The belief is based on Chinese language and culture. The number (ba ) sounds like "fortune" in some Mandarin dialects. Double and triple eights are believed to double and triple your fortune.
"Getting married on this day will bring us good luck," says Zhao, who demurely hides her face when asked what attracted her to her future husband.
"I plan to have a celebration every year on Aug. 8. I will always remember the Olympics."
Busy maternity ward
While Gao hoped the lucky wedding day would help his clothing business and his hunt for Olympic basketball and table tennis tickets, his bride-to-be had wishes of a more personal nature.
'Women who have babies this year feel very happy and feel they have good luck'—Dr. Li Shaofen
"I would like to start a family next year. I want to have a boy and girl," Zhao said.
Many others in Beijing clearly did not want to wait, targeting Aug. 8 as a possible birthday for their new additions.
"We are very busy. We are very happy because many newborns will come into the world," said Dr. Li Shaofen at Beijing's Jishuitan Hospital. "Women who have babies this year feel very happy and feel they have good luck."
Indeed, Dr. Zhang Yunping, director of the Maternal and Child Hygiene Hospital of the Haidan District in Beijing, told the Reuters news agency that his hospital delivered 30 babies between midnight and 1 p.m. Friday. Twenty of them were by caesarean sections, he said, a fairly typical ratio in China. But Zhang also told Reuters that his hospital refused some parents seeking to take nature in their own hands and schedule caesareans for August 8.
Women interviewed by CBC News at Jishuitan hospital who expected to give birth on Friday claimed they did not specifically choose that date, but felt it would be fortunate if they had their babies that day.

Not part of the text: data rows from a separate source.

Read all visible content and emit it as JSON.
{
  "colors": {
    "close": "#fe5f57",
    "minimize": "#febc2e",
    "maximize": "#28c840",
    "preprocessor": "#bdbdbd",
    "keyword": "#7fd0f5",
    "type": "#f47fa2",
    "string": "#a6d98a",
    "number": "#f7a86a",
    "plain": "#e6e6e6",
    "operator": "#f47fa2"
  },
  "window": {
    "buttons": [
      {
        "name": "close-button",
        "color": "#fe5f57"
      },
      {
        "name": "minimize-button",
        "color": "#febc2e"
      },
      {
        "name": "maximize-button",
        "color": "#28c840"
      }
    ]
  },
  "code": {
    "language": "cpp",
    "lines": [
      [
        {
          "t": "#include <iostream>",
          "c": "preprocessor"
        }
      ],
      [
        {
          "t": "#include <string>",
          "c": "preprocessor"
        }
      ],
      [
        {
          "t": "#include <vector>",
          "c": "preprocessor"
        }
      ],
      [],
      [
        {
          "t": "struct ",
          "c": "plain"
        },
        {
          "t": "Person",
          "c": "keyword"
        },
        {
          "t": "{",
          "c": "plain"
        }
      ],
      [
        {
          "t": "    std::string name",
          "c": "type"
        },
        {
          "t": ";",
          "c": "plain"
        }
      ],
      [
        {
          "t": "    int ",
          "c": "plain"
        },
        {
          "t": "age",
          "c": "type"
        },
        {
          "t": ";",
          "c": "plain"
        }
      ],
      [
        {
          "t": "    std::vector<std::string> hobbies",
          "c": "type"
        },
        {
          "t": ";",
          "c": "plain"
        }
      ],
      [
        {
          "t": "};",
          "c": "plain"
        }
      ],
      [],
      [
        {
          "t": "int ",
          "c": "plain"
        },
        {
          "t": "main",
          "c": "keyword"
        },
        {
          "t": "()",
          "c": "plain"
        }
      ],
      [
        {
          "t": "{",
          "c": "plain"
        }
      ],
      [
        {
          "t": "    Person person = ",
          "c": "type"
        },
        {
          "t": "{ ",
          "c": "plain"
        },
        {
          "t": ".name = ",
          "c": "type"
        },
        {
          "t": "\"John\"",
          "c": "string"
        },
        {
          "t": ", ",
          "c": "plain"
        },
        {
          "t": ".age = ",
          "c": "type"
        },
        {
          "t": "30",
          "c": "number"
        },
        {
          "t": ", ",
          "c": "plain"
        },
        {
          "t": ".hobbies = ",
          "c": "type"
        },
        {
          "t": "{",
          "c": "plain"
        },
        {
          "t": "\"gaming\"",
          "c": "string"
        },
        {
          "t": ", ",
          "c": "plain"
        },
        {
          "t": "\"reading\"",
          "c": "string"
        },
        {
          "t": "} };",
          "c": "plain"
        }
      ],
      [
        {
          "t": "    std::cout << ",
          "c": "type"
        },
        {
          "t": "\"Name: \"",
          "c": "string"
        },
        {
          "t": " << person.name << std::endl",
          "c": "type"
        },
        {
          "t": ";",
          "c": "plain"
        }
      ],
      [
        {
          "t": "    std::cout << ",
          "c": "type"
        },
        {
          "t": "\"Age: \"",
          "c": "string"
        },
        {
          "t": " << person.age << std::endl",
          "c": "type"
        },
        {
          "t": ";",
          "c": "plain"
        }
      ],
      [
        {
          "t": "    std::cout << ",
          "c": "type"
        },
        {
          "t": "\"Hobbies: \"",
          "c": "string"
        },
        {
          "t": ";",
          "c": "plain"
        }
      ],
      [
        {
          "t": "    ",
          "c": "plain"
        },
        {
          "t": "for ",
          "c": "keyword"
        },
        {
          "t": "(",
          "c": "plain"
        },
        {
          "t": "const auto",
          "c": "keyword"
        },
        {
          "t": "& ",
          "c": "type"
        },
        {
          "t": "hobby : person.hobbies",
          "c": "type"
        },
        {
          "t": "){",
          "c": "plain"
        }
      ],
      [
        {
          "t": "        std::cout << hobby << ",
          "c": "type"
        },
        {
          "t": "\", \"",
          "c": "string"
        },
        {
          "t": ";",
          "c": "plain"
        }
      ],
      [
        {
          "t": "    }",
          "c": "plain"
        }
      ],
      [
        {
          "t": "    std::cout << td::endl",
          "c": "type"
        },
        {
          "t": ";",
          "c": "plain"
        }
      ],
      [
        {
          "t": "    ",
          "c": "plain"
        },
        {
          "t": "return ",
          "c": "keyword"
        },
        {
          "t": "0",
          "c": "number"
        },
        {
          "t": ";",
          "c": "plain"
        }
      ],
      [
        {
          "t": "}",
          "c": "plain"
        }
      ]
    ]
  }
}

"We're having our baby in August. We feel very happy, because China is [staging] the Olympic Games," said pregnant mother Zhang Li.
Dialling up 8s
A surge in newborns might be the talk of the hospitals, but some of the 08-08-08 buzz in mobile-mad China has been around cellphone numbers.
Unlike in Canada, where most cellphone numbers are assigned with the phone, many people in China prefer to pay extra for a custom phone number. Cellphones can be bought for as little as $10 in Beijing, but a lucky phone number can ring you up more than $3,000. (The average income for urban workers in Beijing is around $5,500.)
These cellphone numbers, which many Chinese believe bring good fortune, were available for sale in Beijing. (Simon Dingley/CBC) A local man, Zhang Jianyun, reportedly paid $2,788 earlier this year for the cellphone number 2008-0808. And a cellphone with six consecutive eights reportedly sold for $6,750 last year in eastern China.
along "Cellphone Street," a strip of Beijing stores offering the latest Samsungs and Nokias, buying a mobile has become much more complicated these days, said cellphone clerk Jin Ying.
"The last four numbers of a cellphone are the most important," Jin said.
You have to negotiate the price of the luckiest numbers with the store, which has hundreds of phone numbers for sale, all catalogued in books. Numbers ending in 6888 and 1888 would set you back more than $3,000.
You can also take your chances at getting a lucky number from an automated machine at the state-run China Mobile chain.
But try for 2008 and you're out of luck. It's been sold out for months.